Chinese Military Destroying Chinese Economy?

By David Benson
February 09, 2010

China and the U.S. have a very special relationship based around the tremendous debt that the Chinese hold from the United States. Apparently, the PLA believes that gives them leverage. Reuters reports:

'Senior Chinese military officers have proposed that their country boost defense spending, adjust PLA deployments, and possibly sell some US bonds to punish Washington for its latest round of arms sales to Taiwan.

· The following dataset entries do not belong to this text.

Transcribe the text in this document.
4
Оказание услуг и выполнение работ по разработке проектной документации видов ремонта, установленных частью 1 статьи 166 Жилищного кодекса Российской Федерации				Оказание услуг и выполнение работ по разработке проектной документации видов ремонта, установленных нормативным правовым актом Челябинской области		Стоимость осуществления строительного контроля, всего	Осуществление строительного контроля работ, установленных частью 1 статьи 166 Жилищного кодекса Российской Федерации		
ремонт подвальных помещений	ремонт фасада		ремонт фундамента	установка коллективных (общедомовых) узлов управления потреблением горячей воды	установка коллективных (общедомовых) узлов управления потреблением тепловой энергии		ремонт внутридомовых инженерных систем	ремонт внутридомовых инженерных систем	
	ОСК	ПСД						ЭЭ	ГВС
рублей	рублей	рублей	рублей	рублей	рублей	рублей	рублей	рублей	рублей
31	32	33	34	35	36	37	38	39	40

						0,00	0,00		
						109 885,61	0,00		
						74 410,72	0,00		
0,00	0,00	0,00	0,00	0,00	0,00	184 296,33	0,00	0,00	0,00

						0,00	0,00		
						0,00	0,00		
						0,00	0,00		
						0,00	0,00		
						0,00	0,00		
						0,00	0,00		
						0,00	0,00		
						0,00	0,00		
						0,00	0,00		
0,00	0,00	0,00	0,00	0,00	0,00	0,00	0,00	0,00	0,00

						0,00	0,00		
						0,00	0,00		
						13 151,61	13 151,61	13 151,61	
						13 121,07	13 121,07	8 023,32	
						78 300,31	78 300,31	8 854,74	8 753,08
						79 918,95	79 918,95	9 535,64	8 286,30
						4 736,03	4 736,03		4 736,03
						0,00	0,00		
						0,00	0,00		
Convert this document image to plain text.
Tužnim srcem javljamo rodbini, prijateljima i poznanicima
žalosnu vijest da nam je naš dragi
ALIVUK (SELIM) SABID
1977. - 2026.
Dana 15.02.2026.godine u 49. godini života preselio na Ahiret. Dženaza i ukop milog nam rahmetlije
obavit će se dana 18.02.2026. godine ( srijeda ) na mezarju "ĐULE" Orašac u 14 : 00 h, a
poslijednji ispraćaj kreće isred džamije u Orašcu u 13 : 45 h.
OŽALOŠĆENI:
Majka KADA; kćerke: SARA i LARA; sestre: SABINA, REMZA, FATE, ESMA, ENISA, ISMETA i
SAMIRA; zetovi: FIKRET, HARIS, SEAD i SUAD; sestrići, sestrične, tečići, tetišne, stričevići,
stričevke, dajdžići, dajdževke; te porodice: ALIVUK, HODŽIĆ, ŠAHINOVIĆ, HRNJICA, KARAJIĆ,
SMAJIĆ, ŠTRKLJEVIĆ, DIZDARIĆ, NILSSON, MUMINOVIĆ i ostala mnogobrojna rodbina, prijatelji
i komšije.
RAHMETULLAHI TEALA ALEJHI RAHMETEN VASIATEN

The calls for broad retaliation over the planned US weapons sales to the disputed island came from officers at China's National Defence University and Academy of Military Sciences, interviewed by Outlook Weekly, a Chinese-language magazine published by the official Xinhua news agency.

'

This would definitely be bad for China. Much of the Chinese economy is based upon a low labor price which allows export prices to remain artificially low vis-á-vis the U.S. If the Chinese were to sell off a large portion of American debt, they would put pressure on their own currency. Moreover, while the sudden increase in U.S. securities on the market might make securing new US debt expensive, ultimately the change in the currency rates might encourage a re-balancing of the trade balance, which ultimately benefits the United States.

All this might be immaterial, insofar as the Chinese seem to realize this, even if the PLA doesn't.